BAB I
PENDAHULUAN
A.
LATAR
BELAKANG
Banyak wilayah di
Indonesia, khususnya di daerah-daerah yang jauh dari pusat kota, di mana
sebagian besar penduduknya mungkin belum mengetahui banyak informasi mengenai
Autis. Para penderita gangguan ini mendapat perlakuan yang tidak
selayaknya.Perlakuan yang tidak layak dalam konteks ini adalah mungkin dianggap
‘gila’ oleh masyarakat atau tidak mendapat perawatan yang tepat. Labeling
inilah yang menghambat proses pengoptimalisasian potensi yang dimiliki anak-anak
Autis. Tak jarang juga keluarga penderita juga mendapat atribusi yang tidak mengenakkan
dari masyarakat.
Melalui makalah ini
kami mencoba untuk memberi sedikit informasi mengenai karakteristik penderita,
pendidikan apa yang dapat kita ajarkan pada para penderita, juga
penyebabnya. Dengan mengetahui penyebab gangguan, kami berharap dapat membawa
wacana mengenai langkah preventif yang dapat dilakukan.
B.
RUMUSAN
MASALAH
Berdasarkan
latar belakang di atas adapun rumusan maslah adalah sebagai berikut :
a. Apa
yang dimaksud dengan Autis?
b. Apa
sajakah penyebab dari Autis?
c. Apa
sajakah karakteristik penderita Autis?
d. Apa
sajakah terapi yang harus dilakukan penderita Autis?
C.
TUJUAN
MAKALAH
Adapun tujuan
makalah sebaga berikut :
a. Agar
dapat mengerti apa yang dimaksud dengan Autis
b. Agar
dapat mengetahuin penyebab dari Autis
c. Agar
dapat memahami karakteristik dari penderita Autis
d.
Agar dapat mengetahui terapi
apa saja yang harus dilakukan oleh si penderita Autis
BAB II
PEMBAHASAN
A. PENGERTIAN AUTIS
Autis berasal dari kata “Autos” yang berarti
segala sesuatu yang mengarah pada diri sendiri. Dalam Kamus Lengkap Psikologi,
Autisme didefinisikan sebagai berikut.
1.
Cara berpikir yang dikendalkan oleh kebutuhan personal atau diri
sendiri.
2.
Menanggapi dunia berdasarkan penglihatan dan harapan sendiri, menolak
realitas.
3.
Keasyikan ekstrim dengan pikiran fantasi sendiri. (Chaplin, h.46, 2005)
Autistic
disorder merupakan adanya gangguan atau abnormalitas perkembangan pada
interaksi sosial dan komunikasi serta ditandai dengan terbatasnya aktifitas dan
ketertarikan. Munculnya gangguan ini sangat tergantung pada tahap perkembangan
dan usia kronologis individu. Autistic disorder kadang-kadang dianggap early
infantile autism, childhood autsm, atau kanner’s autism.
Perilaku
Autistic digolongkan kedalam dua jenis yaitu perilaku eksesif (berlebihan) dan
perilaku yang deficit (berkekurangan). Yang termasuk perilaku eksensif adalah
hiperaktif dan tantrum (mengamuk) yaitu berupa menjerit, menggigit, mencakar,
memukul dan sebagainya. Dan terkadang anak juga sering menyakiti dirinya
sendiri (self-abused). Sedangkan perilaku deficit dapat ditandai dengan
gangguan bicara, perilaku sosial kurang sesuai, deficit sensori sehingga dikira
tuli, bermain tidak benar dan emosi yang tidak tepat, misalnya tertawa-tawa
tanpa sebab, menangis tanpa sebab, dan melamun.

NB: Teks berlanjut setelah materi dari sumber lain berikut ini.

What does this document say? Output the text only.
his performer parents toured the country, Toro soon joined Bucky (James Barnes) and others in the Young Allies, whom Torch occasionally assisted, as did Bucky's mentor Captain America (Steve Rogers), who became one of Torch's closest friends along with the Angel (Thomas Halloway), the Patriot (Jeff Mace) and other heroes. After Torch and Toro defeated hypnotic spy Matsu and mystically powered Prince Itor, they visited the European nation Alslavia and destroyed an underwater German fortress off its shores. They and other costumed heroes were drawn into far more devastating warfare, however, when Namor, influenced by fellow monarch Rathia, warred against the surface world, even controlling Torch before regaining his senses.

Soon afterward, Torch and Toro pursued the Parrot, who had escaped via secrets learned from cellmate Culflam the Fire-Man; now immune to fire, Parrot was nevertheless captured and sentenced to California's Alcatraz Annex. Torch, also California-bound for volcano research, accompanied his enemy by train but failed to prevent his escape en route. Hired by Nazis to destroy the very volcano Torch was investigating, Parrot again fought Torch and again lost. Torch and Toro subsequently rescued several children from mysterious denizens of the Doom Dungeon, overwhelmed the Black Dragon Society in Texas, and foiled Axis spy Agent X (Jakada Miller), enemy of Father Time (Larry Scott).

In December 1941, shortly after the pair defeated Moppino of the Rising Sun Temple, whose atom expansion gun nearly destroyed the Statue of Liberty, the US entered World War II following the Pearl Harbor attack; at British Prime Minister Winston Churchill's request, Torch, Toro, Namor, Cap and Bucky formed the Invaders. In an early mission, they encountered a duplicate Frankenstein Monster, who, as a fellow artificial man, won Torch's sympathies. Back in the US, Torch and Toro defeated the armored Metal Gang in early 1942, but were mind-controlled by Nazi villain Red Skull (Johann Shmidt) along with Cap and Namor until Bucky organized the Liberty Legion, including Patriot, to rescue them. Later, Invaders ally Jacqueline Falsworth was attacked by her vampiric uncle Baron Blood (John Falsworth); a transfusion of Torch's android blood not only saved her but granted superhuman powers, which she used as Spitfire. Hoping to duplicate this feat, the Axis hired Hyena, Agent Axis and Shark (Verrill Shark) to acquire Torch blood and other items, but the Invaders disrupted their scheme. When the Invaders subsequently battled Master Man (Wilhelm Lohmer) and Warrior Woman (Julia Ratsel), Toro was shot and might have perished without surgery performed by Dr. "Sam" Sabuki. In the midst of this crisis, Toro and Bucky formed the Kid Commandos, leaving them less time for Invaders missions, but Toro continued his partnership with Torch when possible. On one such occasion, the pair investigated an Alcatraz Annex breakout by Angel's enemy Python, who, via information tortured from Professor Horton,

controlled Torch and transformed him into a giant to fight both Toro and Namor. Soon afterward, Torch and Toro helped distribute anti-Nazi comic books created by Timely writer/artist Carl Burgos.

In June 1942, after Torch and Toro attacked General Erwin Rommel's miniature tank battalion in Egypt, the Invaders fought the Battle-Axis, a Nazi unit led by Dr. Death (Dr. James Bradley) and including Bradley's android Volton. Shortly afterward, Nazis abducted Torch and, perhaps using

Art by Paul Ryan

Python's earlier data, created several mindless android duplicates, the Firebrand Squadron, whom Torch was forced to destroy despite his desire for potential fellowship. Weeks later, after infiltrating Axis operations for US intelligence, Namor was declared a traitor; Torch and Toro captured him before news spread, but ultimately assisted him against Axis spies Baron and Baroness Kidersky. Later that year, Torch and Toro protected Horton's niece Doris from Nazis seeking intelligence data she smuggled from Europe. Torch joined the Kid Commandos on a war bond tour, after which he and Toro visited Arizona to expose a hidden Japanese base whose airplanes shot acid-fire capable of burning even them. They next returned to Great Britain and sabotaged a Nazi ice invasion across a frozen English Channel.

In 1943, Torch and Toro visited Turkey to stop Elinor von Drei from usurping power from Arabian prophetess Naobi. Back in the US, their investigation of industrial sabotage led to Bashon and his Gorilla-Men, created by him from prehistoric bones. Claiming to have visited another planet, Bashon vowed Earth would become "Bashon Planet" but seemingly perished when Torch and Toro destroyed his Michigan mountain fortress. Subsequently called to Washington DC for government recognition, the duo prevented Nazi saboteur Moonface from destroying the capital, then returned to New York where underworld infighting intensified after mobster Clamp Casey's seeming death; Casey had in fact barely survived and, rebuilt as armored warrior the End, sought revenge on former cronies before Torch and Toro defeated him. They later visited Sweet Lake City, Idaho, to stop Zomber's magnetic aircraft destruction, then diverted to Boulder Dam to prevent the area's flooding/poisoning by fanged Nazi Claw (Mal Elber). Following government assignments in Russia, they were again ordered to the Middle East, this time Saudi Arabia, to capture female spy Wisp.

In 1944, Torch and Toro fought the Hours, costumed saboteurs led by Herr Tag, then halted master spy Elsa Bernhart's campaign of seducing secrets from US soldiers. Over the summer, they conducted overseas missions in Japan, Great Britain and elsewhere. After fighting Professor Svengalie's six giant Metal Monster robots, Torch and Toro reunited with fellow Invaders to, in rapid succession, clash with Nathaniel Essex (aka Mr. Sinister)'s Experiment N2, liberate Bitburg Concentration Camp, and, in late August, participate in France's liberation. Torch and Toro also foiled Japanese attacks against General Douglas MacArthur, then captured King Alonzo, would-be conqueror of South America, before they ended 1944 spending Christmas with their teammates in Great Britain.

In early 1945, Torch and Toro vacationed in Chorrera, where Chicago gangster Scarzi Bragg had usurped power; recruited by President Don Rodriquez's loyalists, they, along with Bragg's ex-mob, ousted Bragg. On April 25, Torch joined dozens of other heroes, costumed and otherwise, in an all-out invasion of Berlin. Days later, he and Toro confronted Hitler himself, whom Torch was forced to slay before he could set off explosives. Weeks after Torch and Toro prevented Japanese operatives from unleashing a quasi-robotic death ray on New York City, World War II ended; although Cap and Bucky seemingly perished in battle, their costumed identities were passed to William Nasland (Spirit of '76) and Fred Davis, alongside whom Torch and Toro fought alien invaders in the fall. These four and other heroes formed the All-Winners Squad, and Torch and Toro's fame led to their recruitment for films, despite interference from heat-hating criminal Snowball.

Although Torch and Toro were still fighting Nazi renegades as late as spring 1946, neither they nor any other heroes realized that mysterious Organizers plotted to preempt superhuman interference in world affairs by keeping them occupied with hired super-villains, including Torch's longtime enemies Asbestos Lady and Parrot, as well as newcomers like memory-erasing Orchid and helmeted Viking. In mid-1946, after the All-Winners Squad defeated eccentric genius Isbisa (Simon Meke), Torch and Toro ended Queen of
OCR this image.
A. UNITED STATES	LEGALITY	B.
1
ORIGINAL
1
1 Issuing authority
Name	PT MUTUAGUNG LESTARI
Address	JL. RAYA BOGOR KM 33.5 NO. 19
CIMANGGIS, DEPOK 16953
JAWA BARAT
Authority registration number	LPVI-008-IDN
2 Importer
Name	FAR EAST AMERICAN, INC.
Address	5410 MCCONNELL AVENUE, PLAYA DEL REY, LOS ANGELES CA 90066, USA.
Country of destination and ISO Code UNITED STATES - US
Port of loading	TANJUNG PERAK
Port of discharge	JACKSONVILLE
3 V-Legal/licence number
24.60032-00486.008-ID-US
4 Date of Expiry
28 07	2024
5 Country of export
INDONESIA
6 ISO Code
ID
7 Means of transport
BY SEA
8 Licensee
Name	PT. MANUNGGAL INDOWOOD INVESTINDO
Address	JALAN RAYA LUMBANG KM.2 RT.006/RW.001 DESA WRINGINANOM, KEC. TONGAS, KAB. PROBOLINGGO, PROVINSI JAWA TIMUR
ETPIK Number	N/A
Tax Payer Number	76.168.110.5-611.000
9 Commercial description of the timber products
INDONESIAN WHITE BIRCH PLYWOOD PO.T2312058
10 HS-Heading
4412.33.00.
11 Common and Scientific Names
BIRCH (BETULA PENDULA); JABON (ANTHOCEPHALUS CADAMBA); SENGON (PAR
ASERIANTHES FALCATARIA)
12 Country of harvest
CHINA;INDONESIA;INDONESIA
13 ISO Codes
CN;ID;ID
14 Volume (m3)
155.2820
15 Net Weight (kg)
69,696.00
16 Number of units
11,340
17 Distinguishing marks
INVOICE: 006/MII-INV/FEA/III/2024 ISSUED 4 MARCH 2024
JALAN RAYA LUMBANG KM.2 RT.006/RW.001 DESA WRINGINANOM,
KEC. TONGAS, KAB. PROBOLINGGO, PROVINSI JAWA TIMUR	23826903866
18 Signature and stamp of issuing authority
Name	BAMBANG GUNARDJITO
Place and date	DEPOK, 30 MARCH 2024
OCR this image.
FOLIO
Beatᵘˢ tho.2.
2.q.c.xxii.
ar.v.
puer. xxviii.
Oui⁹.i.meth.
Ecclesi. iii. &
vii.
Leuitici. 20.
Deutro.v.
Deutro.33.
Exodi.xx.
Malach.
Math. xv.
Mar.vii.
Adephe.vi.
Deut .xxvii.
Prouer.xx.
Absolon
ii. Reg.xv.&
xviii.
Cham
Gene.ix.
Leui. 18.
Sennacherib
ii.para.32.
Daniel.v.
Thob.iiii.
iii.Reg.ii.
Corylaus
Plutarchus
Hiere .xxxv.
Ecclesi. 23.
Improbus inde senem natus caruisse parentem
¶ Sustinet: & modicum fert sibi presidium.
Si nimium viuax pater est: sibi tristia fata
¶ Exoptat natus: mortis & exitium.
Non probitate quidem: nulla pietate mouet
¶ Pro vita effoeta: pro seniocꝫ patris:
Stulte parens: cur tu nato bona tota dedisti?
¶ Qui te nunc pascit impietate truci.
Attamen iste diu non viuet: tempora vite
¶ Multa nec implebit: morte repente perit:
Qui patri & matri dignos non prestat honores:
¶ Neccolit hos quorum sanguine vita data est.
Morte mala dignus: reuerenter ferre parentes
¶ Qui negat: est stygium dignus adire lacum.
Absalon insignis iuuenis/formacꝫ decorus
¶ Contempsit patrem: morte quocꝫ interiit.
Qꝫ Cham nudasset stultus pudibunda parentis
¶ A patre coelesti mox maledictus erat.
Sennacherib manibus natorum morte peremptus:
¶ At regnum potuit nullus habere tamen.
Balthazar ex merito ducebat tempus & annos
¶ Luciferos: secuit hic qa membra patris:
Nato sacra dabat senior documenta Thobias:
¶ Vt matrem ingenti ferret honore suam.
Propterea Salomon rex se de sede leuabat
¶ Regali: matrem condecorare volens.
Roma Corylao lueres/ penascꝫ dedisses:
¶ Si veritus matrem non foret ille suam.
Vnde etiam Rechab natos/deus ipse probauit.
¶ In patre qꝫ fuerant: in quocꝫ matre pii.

World Health Organization's International
Classification of Diseases (ICD-10) mendefinisikan autisme (dalam hal ini
khusus childhood autism) sebagai adanya ke abnormalan atau gangguan perkembangan
yang muncul sebelum usia tiga tahun dengan tipe karakteristik tidak normalnya
tiga bidang yaitu interkasi social, komunikasi, dan perilaku yang diulang-ulang
(World Health Organozation, h. 253, 1992).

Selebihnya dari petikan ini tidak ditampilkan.